Stack the Eigen Vectors corresponding to the zero Eigen Values in a dataframe *proj_df*. This can be thought of as a $N X K$ matrix where the columns denote an eigen vector and the rows denote a data point.

Apply *K-Means Clustering* with $K = 3$.

In [47]:
from sklearn.cluster import KMeans

def run_k_means(df, n_clusters):
    k_means = KMeans(random_state=25, n_clusters=n_clusters)
    k_means.fit(df)
    cluster = k_means.predict(df)
    return cluster

cluster = run_k_means(proj_df, n_clusters=K)
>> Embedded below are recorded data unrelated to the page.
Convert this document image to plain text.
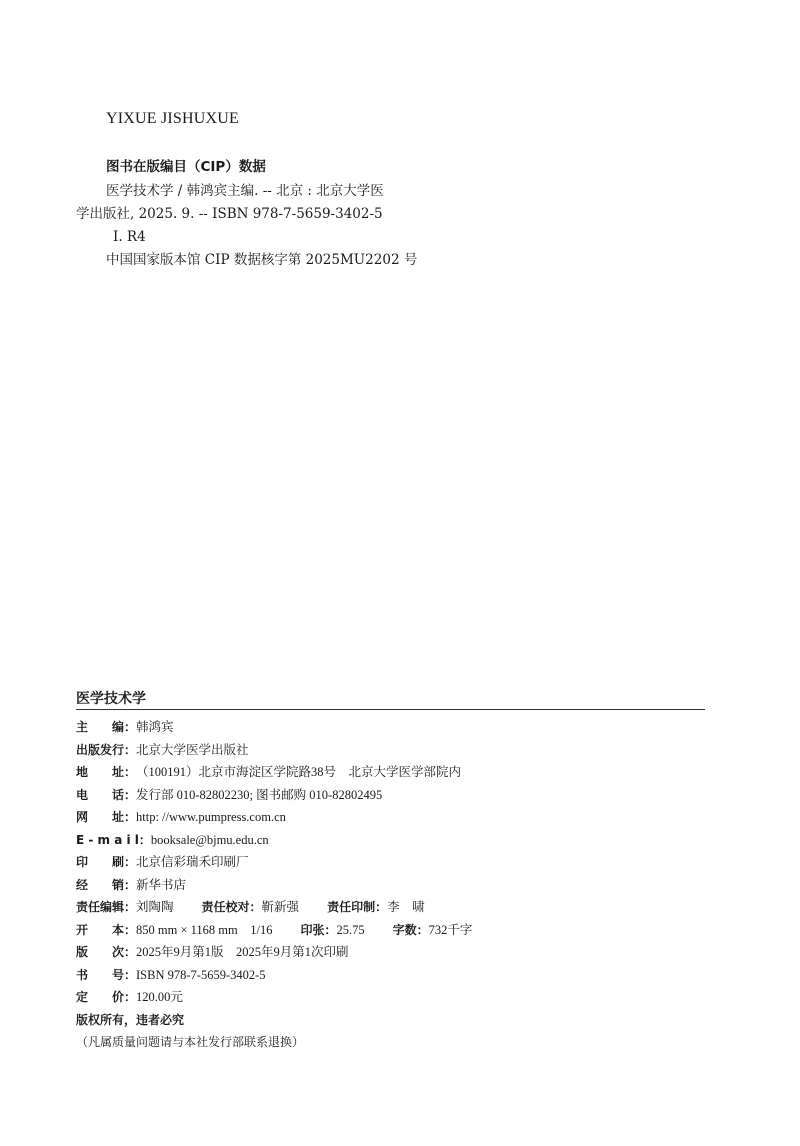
YIXUE JISHUXUE
图书在版编目（CIP）数据
医学技术学 / 韩鸿宾主编. -- 北京 : 北京大学医
学出版社, 2025. 9. -- ISBN 978-7-5659-3402-5
Ⅰ. R4
中国国家版本馆 CIP 数据核字第 2025MU2202 号
医学技术学
主　　编： 韩鸿宾
出版发行： 北京大学医学出版社
地　　址： （100191）北京市海淀区学院路38号　北京大学医学部院内
电　　话： 发行部 010-82802230; 图书邮购 010-82802495
网　　址： http: //www.pumpress.com.cn
E - m a i l： booksale@bjmu.edu.cn
印　　刷： 北京信彩瑞禾印刷厂
经　　销： 新华书店
责任编辑： 刘陶陶 责任校对： 靳新强 责任印制： 李　啸
开　　本： 850 mm × 1168 mm　1/16 印张： 25.75 字数： 732千字
版　　次： 2025年9月第1版　2025年9月第1次印刷
书　　号： ISBN 978-7-5659-3402-5
定　　价： 120.00元
版权所有，违者必究
（凡属质量问题请与本社发行部联系退换）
*run_k_means* applies `K-Means Clustering` on *proj_df* with number of clusters = $3$.The clustering of the data points is returned in the variable *'cluster'*.

Display clusters formed

In [48]:
print(cluster)

[1 1 1 1 1 1 1 1 1 1 1 1 1 1 1 1 1 1 1 1 1 1 1 1 1 1 1 1 1 1 1 1 1 1 1 1 1
 1 1 1 1 2 1 1 1 1 1 1 1 1 2 2 2 2 2 2 2 2 2 2 2 2 2 2 2 2 2 2 2 2 2 2 2 2
 2 2 2 0 2 2 2 2 2 2 2 2 2 2 2 2 2 2 2 2 2 2 2 2 2 2 0 2 0 0 0 0 2 0 0 0 0
 0 0 2 0 0 0 0 0 2 0 2 0 2 0 0 2 2 0 0 0 0 0 2 2 0 0 0 2 0 0 0 2 0 0 0 2 0
 0 2]


As we can see, the data points have been clustered into two subspaces: $0,1 \, \textrm{and} \, 2$ corresponding to the $3$ subspaces that we have considered. 

In [49]:
c0 = 0
for l in cluster:
    if l == 0:
        c0 += 1
print(c0)

37


In [50]:
c1 = 0
for l in cluster:
    if l == 1:
        c1 += 1
print(c1)

49


In [51]:
c2 = 0
for l in cluster:
    if l == 2:
        c2 += 1
print(c2)

64


$53$ data points have been labelled to the 1st subspace, $50$ data points have been labelled to the 2nd subspace and $47$ data points have been labelled to the 3rd subspace.

In [52]:
orig = iris_data.target

In [53]:
pred = np.asarray(cluster)

In [54]:
from sklearn.metrics import adjusted_rand_score
from sklearn.metrics import normalized_mutual_info_score
print("ARI = " + str(adjusted_rand_score(orig, pred)))
print("NMI = " + str(normalized_mutual_info_score(orig, pred)))

ARI = 0.7223514206678999
NMI = 0.7466951615091428




In the above code block, we calculate the `Adjusted random score` and the `normalized mutual info score` between the `original` and the `predicted` labels for the various data points.